College van Beroep voor het bedrijfsleven


Aanvang bezwaartermijn. Nu besluit niet aan gemachtigde is verzonden is sprake van een gebrekkige bekendmaking

Aangezien de gemachtigde van betrokkene zich in de opschortingsprocedure als zodanig had gesteld en het college bovendien weet had van het feit dat deze gemachtigde voor betrokkene optrad, had het besluit aan hem moeten worden toegezonden.
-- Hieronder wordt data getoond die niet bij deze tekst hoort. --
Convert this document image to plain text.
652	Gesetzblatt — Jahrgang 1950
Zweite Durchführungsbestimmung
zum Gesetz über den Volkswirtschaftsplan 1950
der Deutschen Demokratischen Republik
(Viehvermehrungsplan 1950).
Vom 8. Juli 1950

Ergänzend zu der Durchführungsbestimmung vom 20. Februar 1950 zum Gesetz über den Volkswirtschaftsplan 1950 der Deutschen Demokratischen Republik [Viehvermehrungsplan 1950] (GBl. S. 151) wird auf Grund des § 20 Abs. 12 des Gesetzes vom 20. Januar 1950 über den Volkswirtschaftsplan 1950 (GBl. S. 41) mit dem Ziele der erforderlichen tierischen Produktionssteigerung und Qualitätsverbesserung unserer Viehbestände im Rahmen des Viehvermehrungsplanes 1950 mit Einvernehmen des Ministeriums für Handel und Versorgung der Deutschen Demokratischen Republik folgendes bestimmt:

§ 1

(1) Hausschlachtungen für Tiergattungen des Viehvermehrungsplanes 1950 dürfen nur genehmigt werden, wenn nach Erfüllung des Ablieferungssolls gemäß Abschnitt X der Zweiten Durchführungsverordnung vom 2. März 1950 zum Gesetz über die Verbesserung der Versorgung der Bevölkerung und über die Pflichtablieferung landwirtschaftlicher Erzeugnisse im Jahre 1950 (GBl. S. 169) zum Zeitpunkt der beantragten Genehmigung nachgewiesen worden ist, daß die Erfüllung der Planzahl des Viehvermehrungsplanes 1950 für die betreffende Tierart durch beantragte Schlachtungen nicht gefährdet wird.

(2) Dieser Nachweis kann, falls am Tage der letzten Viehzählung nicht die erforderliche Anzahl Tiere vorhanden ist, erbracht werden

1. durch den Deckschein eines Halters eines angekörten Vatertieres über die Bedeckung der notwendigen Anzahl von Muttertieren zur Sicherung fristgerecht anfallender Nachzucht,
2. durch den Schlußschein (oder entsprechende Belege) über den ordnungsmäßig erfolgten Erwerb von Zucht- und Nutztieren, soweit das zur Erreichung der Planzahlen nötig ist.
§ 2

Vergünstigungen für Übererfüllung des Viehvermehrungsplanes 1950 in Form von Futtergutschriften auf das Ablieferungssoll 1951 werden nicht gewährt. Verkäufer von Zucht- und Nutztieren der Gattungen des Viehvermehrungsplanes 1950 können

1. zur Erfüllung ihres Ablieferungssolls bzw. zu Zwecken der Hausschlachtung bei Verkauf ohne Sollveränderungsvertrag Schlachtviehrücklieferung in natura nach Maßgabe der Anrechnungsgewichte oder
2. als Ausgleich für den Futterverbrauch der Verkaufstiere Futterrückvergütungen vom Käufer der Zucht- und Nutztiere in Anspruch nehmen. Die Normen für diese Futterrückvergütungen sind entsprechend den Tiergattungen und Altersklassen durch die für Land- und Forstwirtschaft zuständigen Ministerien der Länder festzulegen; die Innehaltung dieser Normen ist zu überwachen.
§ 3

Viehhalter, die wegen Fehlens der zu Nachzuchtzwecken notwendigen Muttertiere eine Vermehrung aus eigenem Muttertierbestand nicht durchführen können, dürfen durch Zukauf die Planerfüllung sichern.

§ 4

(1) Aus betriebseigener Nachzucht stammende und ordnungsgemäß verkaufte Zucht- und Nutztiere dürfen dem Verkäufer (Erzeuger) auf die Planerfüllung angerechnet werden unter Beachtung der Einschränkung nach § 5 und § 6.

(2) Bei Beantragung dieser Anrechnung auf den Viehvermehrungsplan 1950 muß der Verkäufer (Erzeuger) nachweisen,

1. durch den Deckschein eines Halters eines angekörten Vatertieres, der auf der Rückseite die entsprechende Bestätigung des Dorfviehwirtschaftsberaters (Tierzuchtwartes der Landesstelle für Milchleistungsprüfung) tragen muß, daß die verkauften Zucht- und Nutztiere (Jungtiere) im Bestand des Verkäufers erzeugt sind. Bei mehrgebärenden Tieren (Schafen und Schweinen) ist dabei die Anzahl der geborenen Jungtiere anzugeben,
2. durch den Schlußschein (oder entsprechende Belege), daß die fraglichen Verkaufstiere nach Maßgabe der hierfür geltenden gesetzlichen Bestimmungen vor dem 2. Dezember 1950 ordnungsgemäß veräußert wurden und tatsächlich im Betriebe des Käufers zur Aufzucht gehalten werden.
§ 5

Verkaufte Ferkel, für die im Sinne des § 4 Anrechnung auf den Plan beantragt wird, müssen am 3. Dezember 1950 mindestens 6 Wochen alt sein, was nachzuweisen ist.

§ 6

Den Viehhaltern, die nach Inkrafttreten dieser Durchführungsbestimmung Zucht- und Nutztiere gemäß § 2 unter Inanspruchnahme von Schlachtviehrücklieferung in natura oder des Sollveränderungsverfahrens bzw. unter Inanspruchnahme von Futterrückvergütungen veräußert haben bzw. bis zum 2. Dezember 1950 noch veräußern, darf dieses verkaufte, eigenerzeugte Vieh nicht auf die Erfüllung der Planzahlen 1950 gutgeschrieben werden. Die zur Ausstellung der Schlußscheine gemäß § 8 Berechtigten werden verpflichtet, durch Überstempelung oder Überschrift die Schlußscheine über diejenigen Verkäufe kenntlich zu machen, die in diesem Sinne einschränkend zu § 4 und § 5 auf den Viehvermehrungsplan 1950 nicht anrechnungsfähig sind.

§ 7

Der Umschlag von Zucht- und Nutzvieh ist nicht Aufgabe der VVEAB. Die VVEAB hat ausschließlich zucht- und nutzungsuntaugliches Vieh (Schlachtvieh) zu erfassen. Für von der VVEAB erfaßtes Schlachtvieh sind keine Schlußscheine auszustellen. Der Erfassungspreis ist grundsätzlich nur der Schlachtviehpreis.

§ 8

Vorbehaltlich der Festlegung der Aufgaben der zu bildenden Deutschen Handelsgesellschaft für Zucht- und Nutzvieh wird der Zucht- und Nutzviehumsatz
Nu dit niet is geschied, is met de verzending van dit besluit enkel aan betrokkene op 19 september 2000 geen sprake van bekendmaking op de in artikel 3:41, eerste lid van de Awb voorgeschreven wijze. Gelet op artikel 6:8, eerste lid, van de Awb is de bezwaartermijn dan ook niet (reeds) aangevangen op 20 september 2000. Vervolgens is de Raad van oordeel dat ook de toezending op 29 september 2000 aan de gemachtigde van het besluit van 19 september 2000 als bijlage bij de stukken ten behoeve van een â later â geplande hoorzitting in het kader van het bezwaar tegen de opschorting niet kan worden beschouwd als een toereikende wijze van bekendmaking als bedoeld in artikel 3:41, eerste lid, van de Awb, zodat de bezwaartermijn ook niet (reeds) op 30 september 2000 is aangevangen.